Zapraszamy na stadiony. Darymny futer

Kibiców chorzowskiego Ruchu na sobotni mecz z GKS-em Katowice zapraszać nie trzeba.


Oni na mecze drużyny trenera Jarosława Skrobacza na Cichej walą drzwiami i oknami. Dość powiedzieć, że najniższą frekwencję na tym wysłużonym obiekcie odnotowano 30 lipca, gdy mecz z Puszczą Niepołomice (2:0) obejrzało „tylko” 6612 kibiców. Potem frekwencja regularnie przekraczała 7 tysięcy, potyczki ze Skrą Częstochowa i Sandecją Nowy Sącz pond 8 tysięcy widzów, zaś pojedynki z Zagłębiem Sosnowiec i Arką Gdynia obejrzał komplet, czyli 9300 widzów.

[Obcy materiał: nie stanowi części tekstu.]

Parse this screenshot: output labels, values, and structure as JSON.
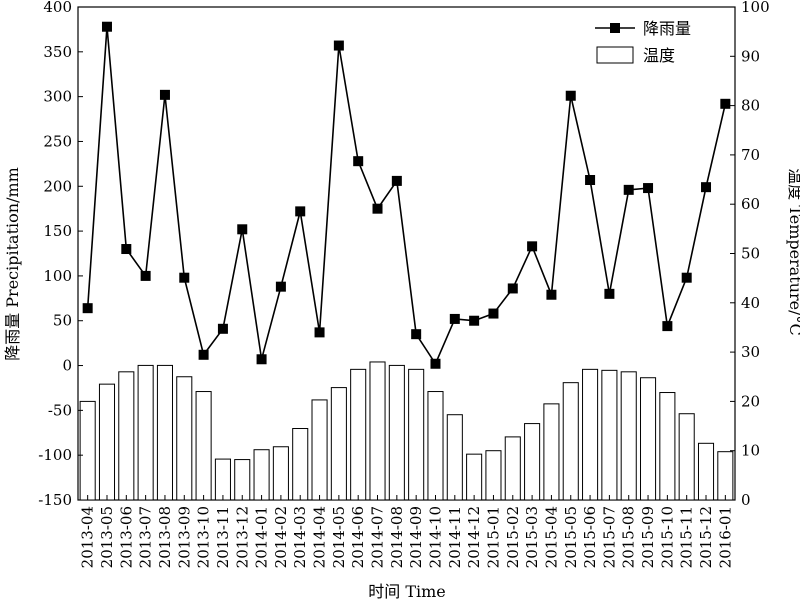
{
  "chart_data": {
    "type": "bar+line",
    "categories": [
      "2013-04",
      "2013-05",
      "2013-06",
      "2013-07",
      "2013-08",
      "2013-09",
      "2013-10",
      "2013-11",
      "2013-12",
      "2014-01",
      "2014-02",
      "2014-03",
      "2014-04",
      "2014-05",
      "2014-06",
      "2014-07",
      "2014-08",
      "2014-09",
      "2014-10",
      "2014-11",
      "2014-12",
      "2015-01",
      "2015-02",
      "2015-03",
      "2015-04",
      "2015-05",
      "2015-06",
      "2015-07",
      "2015-08",
      "2015-09",
      "2015-10",
      "2015-11",
      "2015-12",
      "2016-01"
    ],
    "series": [
      {
        "name": "降雨量",
        "type": "line",
        "axis": "left",
        "marker": "square",
        "values": [
          64,
          378,
          130,
          100,
          302,
          98,
          12,
          41,
          152,
          7,
          88,
          172,
          37,
          357,
          228,
          175,
          206,
          35,
          2,
          52,
          50,
          58,
          86,
          133,
          79,
          301,
          207,
          80,
          196,
          198,
          44,
          98,
          199,
          292
        ]
      },
      {
        "name": "温度",
        "type": "bar",
        "axis": "right",
        "values": [
          20,
          23.5,
          26,
          27.3,
          27.3,
          25,
          22,
          8.3,
          8.2,
          10.2,
          10.8,
          14.5,
          20.3,
          22.8,
          26.5,
          28,
          27.3,
          26.5,
          22,
          17.3,
          9.3,
          10,
          12.8,
          15.5,
          19.5,
          23.8,
          26.5,
          26.3,
          26,
          24.8,
          21.8,
          17.5,
          11.5,
          9.8
        ]
      }
    ],
    "xlabel": "时间 Time",
    "ylabel": "降雨量 Precipitation/mm",
    "y2label": "温度 Temperature/°C",
    "ylim": [
      -150,
      400
    ],
    "y2lim": [
      0,
      100
    ],
    "yticks": [
      -150,
      -100,
      -50,
      0,
      50,
      100,
      150,
      200,
      250,
      300,
      350,
      400
    ],
    "y2ticks": [
      0,
      10,
      20,
      30,
      40,
      50,
      60,
      70,
      80,
      90,
      100
    ],
    "grid": false,
    "legend": "top-right",
    "colors": {
      "line": "#000000",
      "marker": "#000000",
      "bar_fill": "#ffffff",
      "bar_stroke": "#000000"
    }
  }
}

Najbliższe spotkanie „Niebieskich” z GieKSą mogłoby być świętem nie tylko dla kibiców tych drużyn, ale dla wielu mieszkańców Górnego Śląska. Musiałyby być jednak spełnione dwa warunki – ciekawy spektakl piłkarski i obecność na trybunach sympatyków gości. Zanosi się jednak na to, że ich zabraknie, ale nie z powodu administracyjnych ograniczeń, lecz ze względu na „wojenkę”, jaką toczą ze sobą klub z Bukowej oraz stowarzyszenie kibiców GKS Katowice „SK1964”. Nie będę Wisły zawracał kijem i przypominał, co jest kością niezgody. Wychodzi na jedno – próba pogodzenia zwaśnionych stron to darymny futer, czyli wysiłki nie przynoszące żadnego efektu (to wyjaśnienie dla kibiców spoza Śląska). A szkoda, bo w sobotę mogła być prawdziwa uczta piłkarska w sąsiadujących ze sobą miastach.